LUNA ATTRAZIONE PERENNE
“Che fai tu, luna, in ciel? dimmi, che fai,
Silenziosa luna?”

UN PICCOLO PASSO PER UN UOMO UN ENORME BALZO PER L’UMANITÀ


Michele Zarrella *

https://www.ildialogo.org/foto2/MicheleZarrella250.jpg  Il primo passo dell’uomo sulla Luna di oltre mezzo secolo fa non le ha certo tolto il fascino che dona agli innamorati, a chi la guarda incantato e nemmeno il candore che Leopardi splendidamente mise in poesia. È il 16 luglio 1969. Sono le ore 13:32 del tempo universale. Parte Apollo 11 una capsula ogivale posizionata sul razzo più grande, pesante e potente che il mondo abbia mai visto: il Saturno V, alto 110 m – quanto un palazzo di 34 piani – e costituito da 3 stadi. Consuma 3 tonnellate al secondo di carburante per dare la spinta necessaria affinché il tutto raggiunga la velocità di fuga: 11,2 km/s, cioè 40.320 km/h. Una spinta del genere provoca un aumento di peso degli astronauti fino a 7 o 8 G. Il primo stadio funziona per due minuti e mezzo. A bordo tre coetanei, tutti nati nel 1930: il comandante Neil Armstrong, il pilota del modulo di comando Michael Collins e il pilota del modulo lunare Buzz Aldrin. Per tutti e tre è il secondo e ultimo volo nello spazio. Solo Armostrong è un civile. Gli altri due sono militari.

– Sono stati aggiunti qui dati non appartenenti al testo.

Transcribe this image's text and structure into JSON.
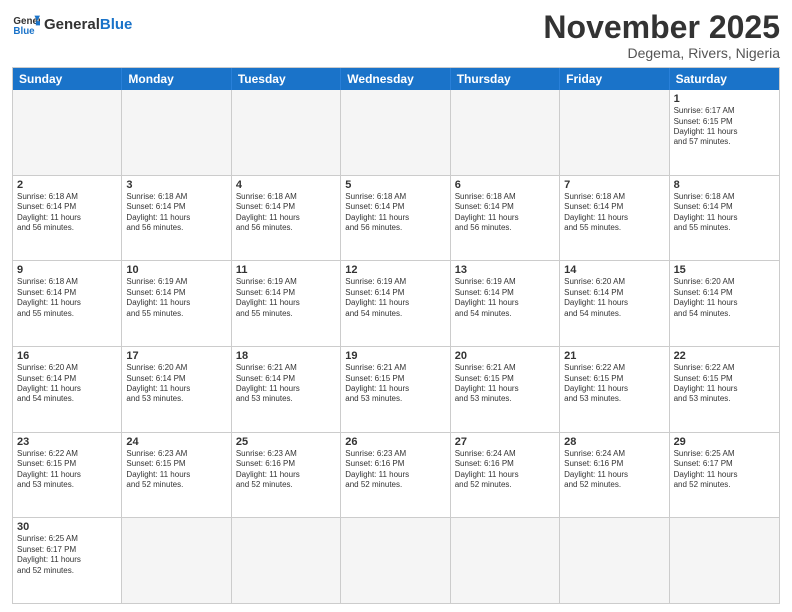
{
  "header": {
    "logo": "GeneralBlue",
    "title": "November 2025",
    "subtitle": "Degema, Rivers, Nigeria"
  },
  "weekdays": [
    "Sunday",
    "Monday",
    "Tuesday",
    "Wednesday",
    "Thursday",
    "Friday",
    "Saturday"
  ],
  "rows": [
    [
      {
        "day": "",
        "text": ""
      },
      {
        "day": "",
        "text": ""
      },
      {
        "day": "",
        "text": ""
      },
      {
        "day": "",
        "text": ""
      },
      {
        "day": "",
        "text": ""
      },
      {
        "day": "",
        "text": ""
      },
      {
        "day": "1",
        "text": "Sunrise: 6:17 AM\nSunset: 6:15 PM\nDaylight: 11 hours\nand 57 minutes."
      }
    ],
    [
      {
        "day": "2",
        "text": "Sunrise: 6:18 AM\nSunset: 6:14 PM\nDaylight: 11 hours\nand 56 minutes."
      },
      {
        "day": "3",
        "text": "Sunrise: 6:18 AM\nSunset: 6:14 PM\nDaylight: 11 hours\nand 56 minutes."
      },
      {
        "day": "4",
        "text": "Sunrise: 6:18 AM\nSunset: 6:14 PM\nDaylight: 11 hours\nand 56 minutes."
      },
      {
        "day": "5",
        "text": "Sunrise: 6:18 AM\nSunset: 6:14 PM\nDaylight: 11 hours\nand 56 minutes."
      },
      {
        "day": "6",
        "text": "Sunrise: 6:18 AM\nSunset: 6:14 PM\nDaylight: 11 hours\nand 56 minutes."
      },
      {
        "day": "7",
        "text": "Sunrise: 6:18 AM\nSunset: 6:14 PM\nDaylight: 11 hours\nand 55 minutes."
      },
      {
        "day": "8",
        "text": "Sunrise: 6:18 AM\nSunset: 6:14 PM\nDaylight: 11 hours\nand 55 minutes."
      }
    ],
    [
      {
        "day": "9",
        "text": "Sunrise: 6:18 AM\nSunset: 6:14 PM\nDaylight: 11 hours\nand 55 minutes."
      },
      {
        "day": "10",
        "text": "Sunrise: 6:19 AM\nSunset: 6:14 PM\nDaylight: 11 hours\nand 55 minutes."
      },
      {
        "day": "11",
        "text": "Sunrise: 6:19 AM\nSunset: 6:14 PM\nDaylight: 11 hours\nand 55 minutes."
      },
      {
        "day": "12",
        "text": "Sunrise: 6:19 AM\nSunset: 6:14 PM\nDaylight: 11 hours\nand 54 minutes."
      },
      {
        "day": "13",
        "text": "Sunrise: 6:19 AM\nSunset: 6:14 PM\nDaylight: 11 hours\nand 54 minutes."
      },
      {
        "day": "14",
        "text": "Sunrise: 6:20 AM\nSunset: 6:14 PM\nDaylight: 11 hours\nand 54 minutes."
      },
      {
        "day": "15",
        "text": "Sunrise: 6:20 AM\nSunset: 6:14 PM\nDaylight: 11 hours\nand 54 minutes."
      }
    ],
    [
      {
        "day": "16",
        "text": "Sunrise: 6:20 AM\nSunset: 6:14 PM\nDaylight: 11 hours\nand 54 minutes."
      },
      {
        "day": "17",
        "text": "Sunrise: 6:20 AM\nSunset: 6:14 PM\nDaylight: 11 hours\nand 53 minutes."
      },
      {
        "day": "18",
        "text": "Sunrise: 6:21 AM\nSunset: 6:14 PM\nDaylight: 11 hours\nand 53 minutes."
      },
      {
        "day": "19",
        "text": "Sunrise: 6:21 AM\nSunset: 6:15 PM\nDaylight: 11 hours\nand 53 minutes."
      },
      {
        "day": "20",
        "text": "Sunrise: 6:21 AM\nSunset: 6:15 PM\nDaylight: 11 hours\nand 53 minutes."
      },
      {
        "day": "21",
        "text": "Sunrise: 6:22 AM\nSunset: 6:15 PM\nDaylight: 11 hours\nand 53 minutes."
      },
      {
        "day": "22",
        "text": "Sunrise: 6:22 AM\nSunset: 6:15 PM\nDaylight: 11 hours\nand 53 minutes."
      }
    ],
    [
      {
        "day": "23",
        "text": "Sunrise: 6:22 AM\nSunset: 6:15 PM\nDaylight: 11 hours\nand 53 minutes."
      },
      {
        "day": "24",
        "text": "Sunrise: 6:23 AM\nSunset: 6:15 PM\nDaylight: 11 hours\nand 52 minutes."
      },
      {
        "day": "25",
        "text": "Sunrise: 6:23 AM\nSunset: 6:16 PM\nDaylight: 11 hours\nand 52 minutes."
      },
      {
        "day": "26",
        "text": "Sunrise: 6:23 AM\nSunset: 6:16 PM\nDaylight: 11 hours\nand 52 minutes."
      },
      {
        "day": "27",
        "text": "Sunrise: 6:24 AM\nSunset: 6:16 PM\nDaylight: 11 hours\nand 52 minutes."
      },
      {
        "day": "28",
        "text": "Sunrise: 6:24 AM\nSunset: 6:16 PM\nDaylight: 11 hours\nand 52 minutes."
      },
      {
        "day": "29",
        "text": "Sunrise: 6:25 AM\nSunset: 6:17 PM\nDaylight: 11 hours\nand 52 minutes."
      }
    ],
    [
      {
        "day": "30",
        "text": "Sunrise: 6:25 AM\nSunset: 6:17 PM\nDaylight: 11 hours\nand 52 minutes."
      },
      {
        "day": "",
        "text": ""
      },
      {
        "day": "",
        "text": ""
      },
      {
        "day": "",
        "text": ""
      },
      {
        "day": "",
        "text": ""
      },
      {
        "day": "",
        "text": ""
      },
      {
        "day": "",
        "text": ""
      }
    ]
  ]
}
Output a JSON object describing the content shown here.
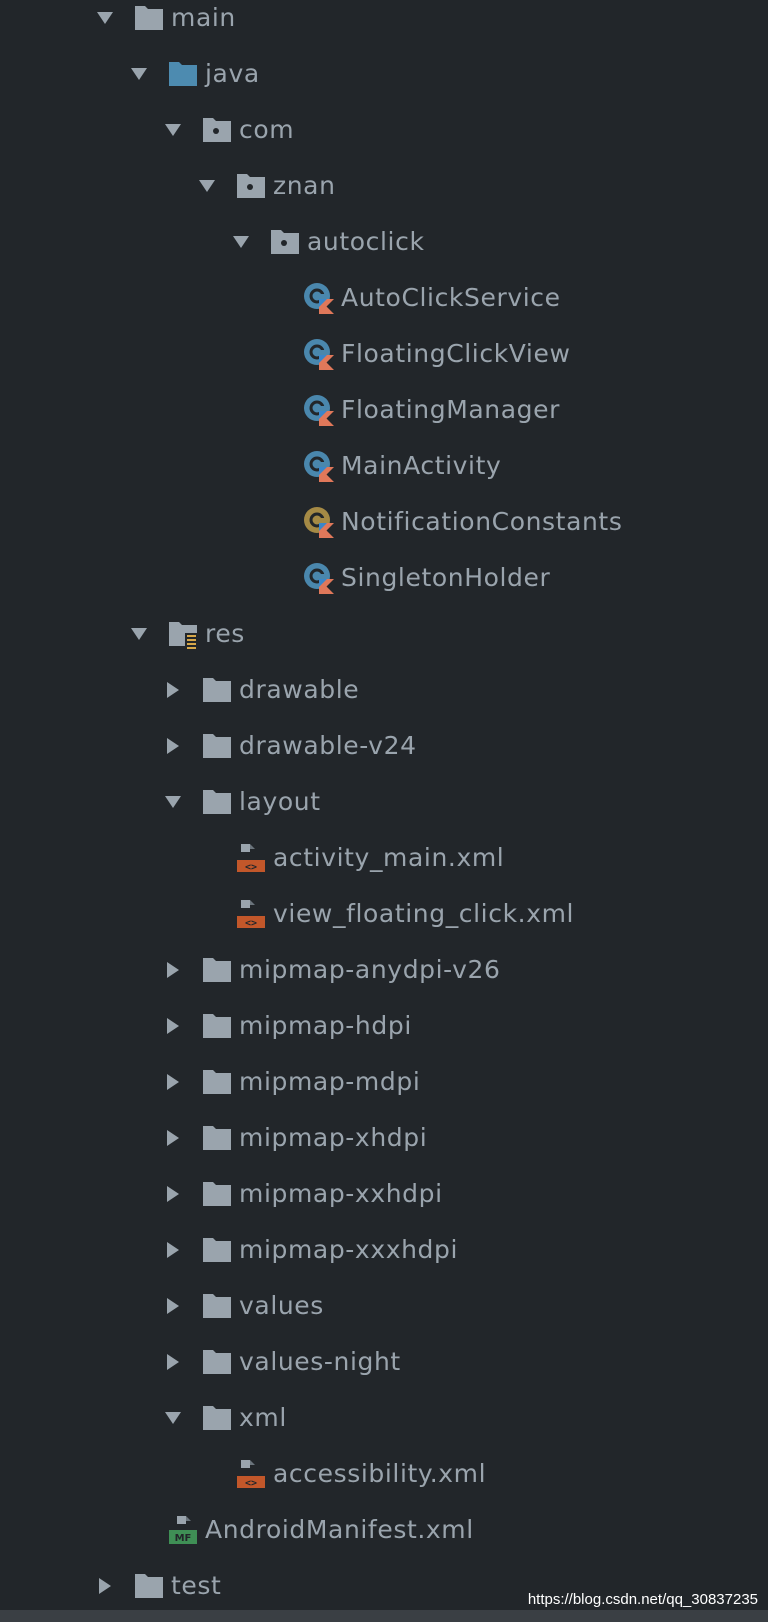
{
  "project_tree": {
    "items": [
      {
        "label": "main",
        "depth": 0,
        "expanded": true,
        "icon": "folder-icon"
      },
      {
        "label": "java",
        "depth": 1,
        "expanded": true,
        "icon": "source-root-folder-icon"
      },
      {
        "label": "com",
        "depth": 2,
        "expanded": true,
        "icon": "package-icon"
      },
      {
        "label": "znan",
        "depth": 3,
        "expanded": true,
        "icon": "package-icon"
      },
      {
        "label": "autoclick",
        "depth": 4,
        "expanded": true,
        "icon": "package-icon"
      },
      {
        "label": "AutoClickService",
        "depth": 5,
        "expanded": null,
        "icon": "kotlin-class-icon"
      },
      {
        "label": "FloatingClickView",
        "depth": 5,
        "expanded": null,
        "icon": "kotlin-class-icon"
      },
      {
        "label": "FloatingManager",
        "depth": 5,
        "expanded": null,
        "icon": "kotlin-class-icon"
      },
      {
        "label": "MainActivity",
        "depth": 5,
        "expanded": null,
        "icon": "kotlin-class-icon"
      },
      {
        "label": "NotificationConstants",
        "depth": 5,
        "expanded": null,
        "icon": "kotlin-object-icon"
      },
      {
        "label": "SingletonHolder",
        "depth": 5,
        "expanded": null,
        "icon": "kotlin-class-icon"
      },
      {
        "label": "res",
        "depth": 1,
        "expanded": true,
        "icon": "resource-root-folder-icon"
      },
      {
        "label": "drawable",
        "depth": 2,
        "expanded": false,
        "icon": "folder-icon"
      },
      {
        "label": "drawable-v24",
        "depth": 2,
        "expanded": false,
        "icon": "folder-icon"
      },
      {
        "label": "layout",
        "depth": 2,
        "expanded": true,
        "icon": "folder-icon"
      },
      {
        "label": "activity_main.xml",
        "depth": 3,
        "expanded": null,
        "icon": "layout-xml-file-icon"
      },
      {
        "label": "view_floating_click.xml",
        "depth": 3,
        "expanded": null,
        "icon": "layout-xml-file-icon"
      },
      {
        "label": "mipmap-anydpi-v26",
        "depth": 2,
        "expanded": false,
        "icon": "folder-icon"
      },
      {
        "label": "mipmap-hdpi",
        "depth": 2,
        "expanded": false,
        "icon": "folder-icon"
      },
      {
        "label": "mipmap-mdpi",
        "depth": 2,
        "expanded": false,
        "icon": "folder-icon"
      },
      {
        "label": "mipmap-xhdpi",
        "depth": 2,
        "expanded": false,
        "icon": "folder-icon"
      },
      {
        "label": "mipmap-xxhdpi",
        "depth": 2,
        "expanded": false,
        "icon": "folder-icon"
      },
      {
        "label": "mipmap-xxxhdpi",
        "depth": 2,
        "expanded": false,
        "icon": "folder-icon"
      },
      {
        "label": "values",
        "depth": 2,
        "expanded": false,
        "icon": "folder-icon"
      },
      {
        "label": "values-night",
        "depth": 2,
        "expanded": false,
        "icon": "folder-icon"
      },
      {
        "label": "xml",
        "depth": 2,
        "expanded": true,
        "icon": "folder-icon"
      },
      {
        "label": "accessibility.xml",
        "depth": 3,
        "expanded": null,
        "icon": "layout-xml-file-icon"
      },
      {
        "label": "AndroidManifest.xml",
        "depth": 1,
        "expanded": null,
        "icon": "manifest-file-icon"
      },
      {
        "label": "test",
        "depth": 0,
        "expanded": false,
        "icon": "folder-icon"
      }
    ]
  },
  "watermark": "https://blog.csdn.net/qq_30837235",
  "colors": {
    "background": "#22262a",
    "text": "#9aa4ad",
    "arrow": "#9aa4ad",
    "folder": "#9aa4ad",
    "source_folder": "#4d8bb0",
    "kotlin_class": "#4a87ad",
    "kotlin_object": "#a58a45",
    "xml_badge": "#c2572a",
    "manifest_badge": "#3f8f55"
  }
}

La probabilità di successo della missione non superava il 50%, una percentuale di rischio altissima che oggi è inaccettabile. Lo sapevano benissimo alla NASA, perché trenta anni dopo, nel 1999, si è ufficialmente saputo del discorso che il presidente Nixon avrebbe dovuto leggere in caso di insuccesso: “Il destino ha deciso che gli uomini che sono andati a esplorare in pace la Luna, resteranno sulla Luna per riposare in pace. … Questi uomini coraggiosi Neil Armstrong e Buzz Aldrin, sanno che non c’è speranza di salvezza. Ma sanno anche che il loro sacrificio dà speranza al genere umano. …” E si concludeva con: “Ogni essere umano che alzerà gli occhi verso la Luna nelle notti a venire saprà che lì, in un altro mondo, da qualche parte ci sarà sempre l’umanità.” Per fortuna, Nixon non dovette leggerlo. La missione fu un successo mondiale e quando il Lunar Excursion Module (LEM), denominato Eagle, si posò sul suolo lunare Armstrong pronunciò la frase: “Houston, Tranquility Base here. The Eagle has landed. [“Houston qui Base della Tranquillità. Aquila è atterrata”.] Sono le 20.17 del tempo universale (UTC), in Italia le 22.17, di domenica 20 luglio 1969.

Però i rischi non mancarono. Né mancarono momenti drammatici. I peggiori si ebbero al momento dell’allunaggio a causa dell’oscuramento del monitor del computer del LEM per il sovraccarico dei dati che doveva tenere sotto controllo. Allora, a 90 secondi di autonomia, il comandante Neil Armstrong dovette allunare a vista. Operazione già preparata ed eseguita con qualche rischio a Terra. Lo fece quando vide una pianura sufficiente allo scopo. Chiaramente andò lungo perdendo il punto di allunaggio programmato. Quando spensero i motori erano rimasti solo una manciata di secondi di autonomia: 8 secondo alcuni, 15 secondo altri. Una manciata di secondi che fecero la differenza tra la vita e la morte.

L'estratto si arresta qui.